In a C extension to my Python program, I am trying to improve performance by setting two of the inputs to the main C function (which is called millions of times) as global variables, as they don't change often, so that I don't have to keep supplying them from Python using a lambda wrapper to the C function (which wastes a nontrivial amount of time). My code looks like this.

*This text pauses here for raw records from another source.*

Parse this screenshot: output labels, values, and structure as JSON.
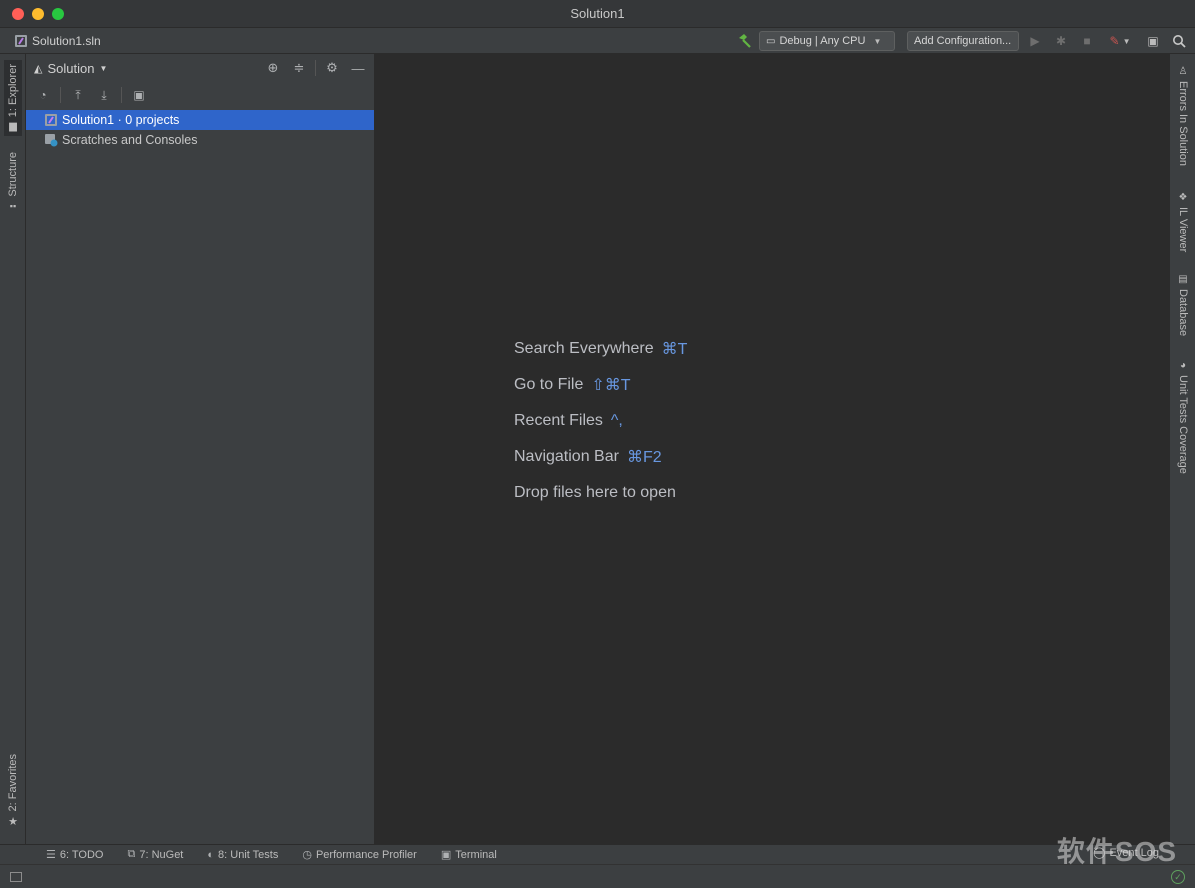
{
  "window": {
    "title": "Solution1"
  },
  "navbar": {
    "breadcrumb": "Solution1.sln",
    "config_label": "Debug | Any CPU",
    "add_config_label": "Add Configuration..."
  },
  "left_stripe": {
    "explorer_label": "1: Explorer",
    "structure_label": "Structure",
    "favorites_label": "2: Favorites"
  },
  "right_stripe": {
    "errors_label": "Errors In Solution",
    "il_viewer_label": "IL Viewer",
    "database_label": "Database",
    "coverage_label": "Unit Tests Coverage"
  },
  "explorer": {
    "title": "Solution",
    "tree": [
      {
        "label": "Solution1 · 0 projects",
        "selected": true
      },
      {
        "label": "Scratches and Consoles",
        "selected": false
      }
    ]
  },
  "editor": {
    "hints": [
      {
        "label": "Search Everywhere",
        "shortcut": "⌘T"
      },
      {
        "label": "Go to File",
        "shortcut": "⇧⌘T"
      },
      {
        "label": "Recent Files",
        "shortcut": "^,"
      },
      {
        "label": "Navigation Bar",
        "shortcut": "⌘F2"
      },
      {
        "label": "Drop files here to open",
        "shortcut": ""
      }
    ]
  },
  "bottom_tools": {
    "todo": "6: TODO",
    "nuget": "7: NuGet",
    "unit_tests": "8: Unit Tests",
    "profiler": "Performance Profiler",
    "terminal": "Terminal",
    "event_log": "Event Log"
  },
  "watermark": "软件SOS",
  "colors": {
    "selection": "#2f65ca",
    "shortcut": "#6897e0",
    "panel_bg": "#3c3f41",
    "editor_bg": "#2b2b2b"
  }
}
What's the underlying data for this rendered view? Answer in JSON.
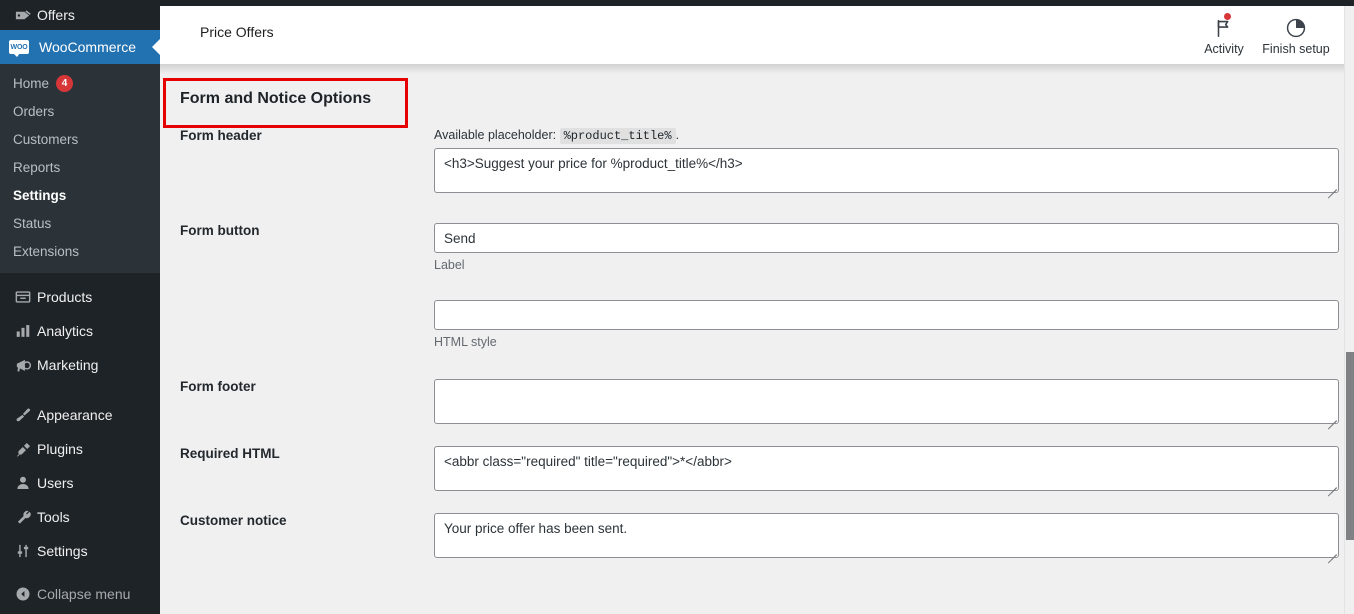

First I declare the global variables at the top of the file:
unsigned char* splitArray;
PyObject* wordCmp;
Then the Python API function to set them:
static PyObject* py_set_globals(PyObject *self, PyObject *args)
{
free(wordCmp);
free(splitArray);
char* splitChars;
PyObject* wordC;
if (!PyArg_ParseTuple(args, "sO", &splitChars, &wordC))
return NULL;
wordCmp = (PyObject*)malloc(sizeof(PyObject));
memcpy(wordCmp, wordC, sizeof(PyObject));
splitArray = splitchars_to_mapping(splitChars);
return Py_BuildValue("");
}
In this case, splitArray is assigned to a 128-character array which is malloc'ed in the function splitchars_to_mapping, and wordCmp is a Python function object that is passed to C. Anyway, as far as I can tell, the char* splitArray works fine as a global variable, but when I later try to call wordCmp using PyEval_CallObject, Python/C crashes. So I have two questions:
- Why doesn't C crash immediately when I try to free the uninitialized pointers wordCmp and splitArray at the beginning of the function?
- Why am I unable to call wordCmp later when I have properly stored it on the heap and saved a reference to it as a global?